Second, in the Constitution, America’s Founders inverted the understanding of sovereignty. Power comes not from the top down, but up, from “We the People,” and governing authority for those in political office is limited to set periods subject to elections. As James Madison explained in Federalist 51: “If men were angels, no government would be necessary . . . . In framing a government which is to be administered by men over men, the great difficulty lies in this: you must first enable the government to control the governed; and in the next place oblige it to control itself.”

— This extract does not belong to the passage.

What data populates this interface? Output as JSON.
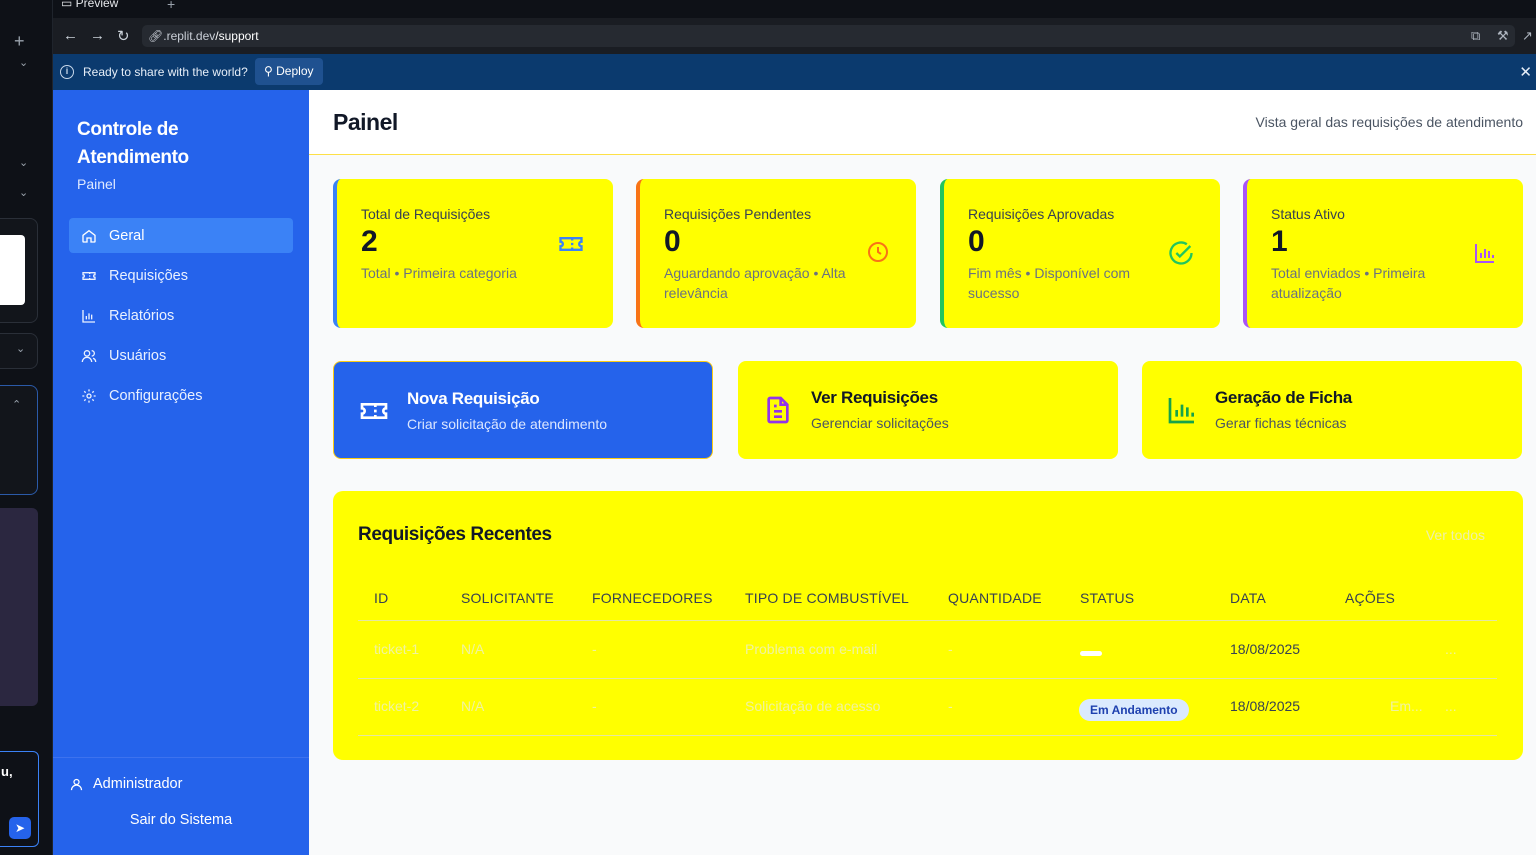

Even from my short time in elected office, I can assure you there are no angels in Washington, D.C. And that is why Thomas Jefferson said the “chains of the Constitution” should bind the mischief of government. Only when government is limited are rights protected, the rule of law honored, and freedom allowed to flourish.
You who are graduating from Hillsdale are familiar with these ideas. As the late conservative writer and educator Russell Kirk observed, “Hillsdale does not subscribe to the notion that all books published before 1900 are obsolete. Against all odds, the College speaks up—as it did during the nineteenth century—for ‘permanent things.’ ” And with those as our foundation, what has freedom wrought?